I know I'm still ME on the inside, I just don't know if my outter self reflects that properly.
I still like video games, heavy metal, wrestling, sports, and other stuff that a "guy" is "supposed to like," but the are certain things that don't feel right to me.
(Keep in mind I'm thinking this through at the same pace as I write this, so...this is pretty much brain puke)
For instance...
Him
He
His
Her
"I identify as a man/male."
"I identify as a woman/girl/female."
I lean towards identifying as a girl...because "girl" seems so right to me.
I looked in the mirror the other night while talking to my best friend. I looked in the mirror, and what do I see? Something ugly, Something to be ashamed of, someone I don't recognize anymore. "I don't want to look like this. I want to look beautiful. I want hair flowing down my back (I've been shaving my head for a while), I want to look pretty in my colorful underwear. I want a voluptuous body, with breasts and all." I don't want to be so big and hairy (6 foot, 280 lbs, weight is relatively well distributed). Just anything but this hideous face in front of me."

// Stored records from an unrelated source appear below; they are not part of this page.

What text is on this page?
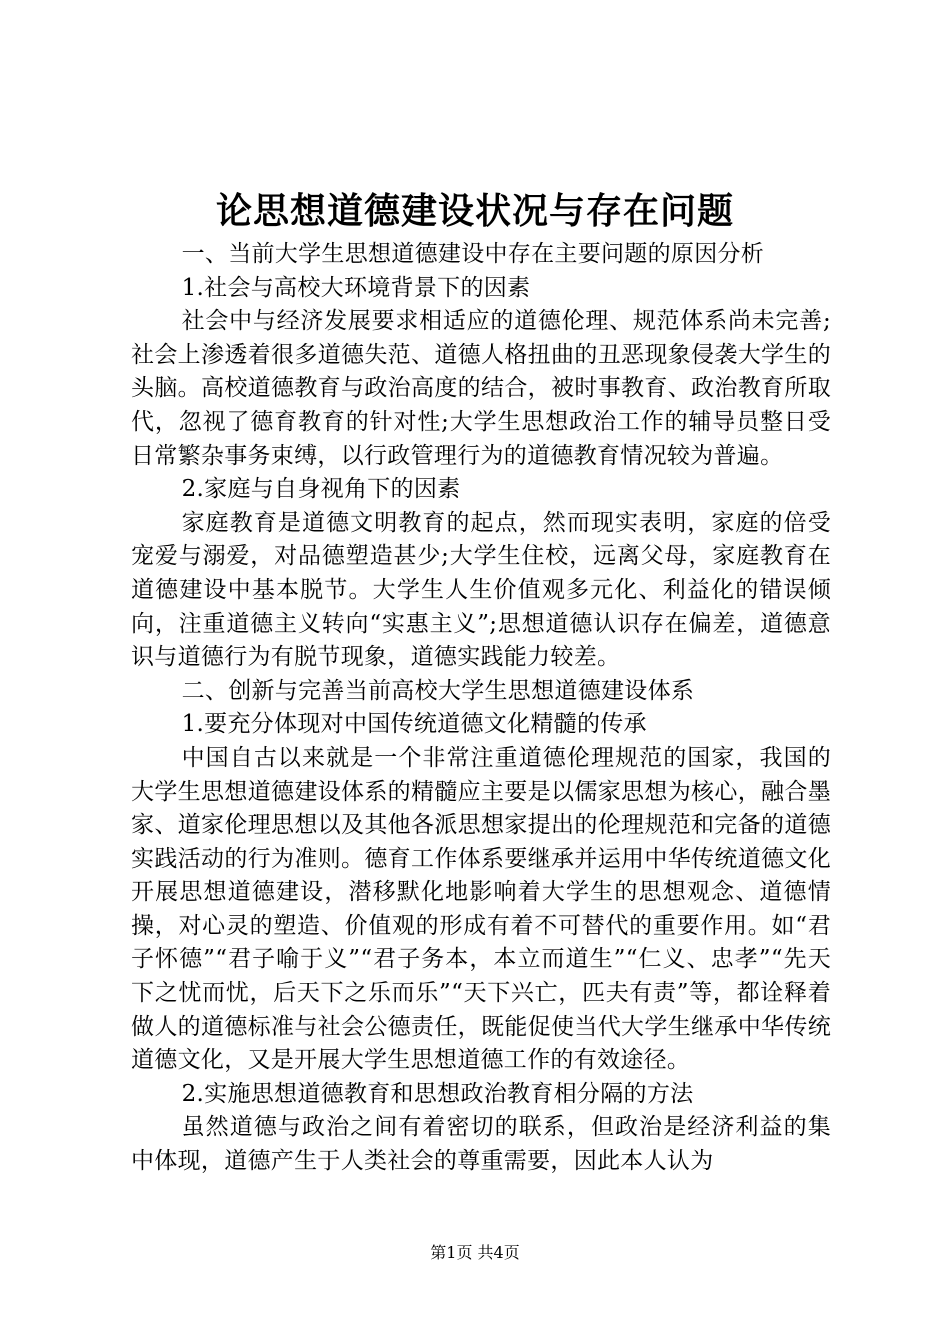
论思想道德建设状况与存在问题

一、当前大学生思想道德建设中存在主要问题的原因分析

1.社会与高校大环境背景下的因素

社会中与经济发展要求相适应的道德伦理、规范体系尚未完善;社会上渗透着很多道德失范、道德人格扭曲的丑恶现象侵袭大学生的头脑。高校道德教育与政治高度的结合，被时事教育、政治教育所取代，忽视了德育教育的针对性;大学生思想政治工作的辅导员整日受日常繁杂事务束缚，以行政管理行为的道德教育情况较为普遍。

2.家庭与自身视角下的因素

家庭教育是道德文明教育的起点，然而现实表明，家庭的倍受宠爱与溺爱，对品德塑造甚少;大学生住校，远离父母，家庭教育在道德建设中基本脱节。大学生人生价值观多元化、利益化的错误倾向，注重道德主义转向“实惠主义”;思想道德认识存在偏差，道德意识与道德行为有脱节现象，道德实践能力较差。

二、创新与完善当前高校大学生思想道德建设体系

1.要充分体现对中国传统道德文化精髓的传承

中国自古以来就是一个非常注重道德伦理规范的国家，我国的大学生思想道德建设体系的精髓应主要是以儒家思想为核心，融合墨家、道家伦理思想以及其他各派思想家提出的伦理规范和完备的道德实践活动的行为准则。德育工作体系要继承并运用中华传统道德文化开展思想道德建设，潜移默化地影响着大学生的思想观念、道德情操，对心灵的塑造、价值观的形成有着不可替代的重要作用。如“君子怀德”“君子喻于义”“君子务本，本立而道生”“仁义、忠孝”“先天下之忧而忧，后天下之乐而乐”“天下兴亡，匹夫有责”等，都诠释着做人的道德标准与社会公德责任，既能促使当代大学生继承中华传统道德文化，又是开展大学生思想道德工作的有效途径。

2.实施思想道德教育和思想政治教育相分隔的方法

虽然道德与政治之间有着密切的联系，但政治是经济利益的集中体现，道德产生于人类社会的尊重需要，因此本人认为

第1页 共4页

It hits me, "I'm ashamed of who I am. I'm ashamed of my body. For years, I've tried to look as manly/cool/macho as possible. Perhaps to make myself feel more like a man? I don't know. Maybe I just never thought about it." Then, as soon as I come close to accepting my new identity...
"My family...my co-workers...what if no one will accept me...I'll be just as ashamed...everyone will look at me like I'm just sort of freak...Maybe I am a freak..."
I don't look the least bit feminine, so if I change anything about me, they'll still look at me like I'm a freak. I feel so trapped now. I have 1,000,000 thoughts every millisecond. Things are just so overwhelming for me right now.
I'll be honest...the thought of me putting on apair of panties, and a bra, and being a woman arouses me. Not to long ago, I relieved myself of any sexual tension, and then I asked myself "Do I still want the body I pictured in my mind, even after sexual gratification?"
Yes. I'm leaning towards yes, I do.
Please...I'm scared...I don't know what to do. (Deep breaths)
Ps: my apologies for being such a mess right now. Again, things are...overwhelming to say the least.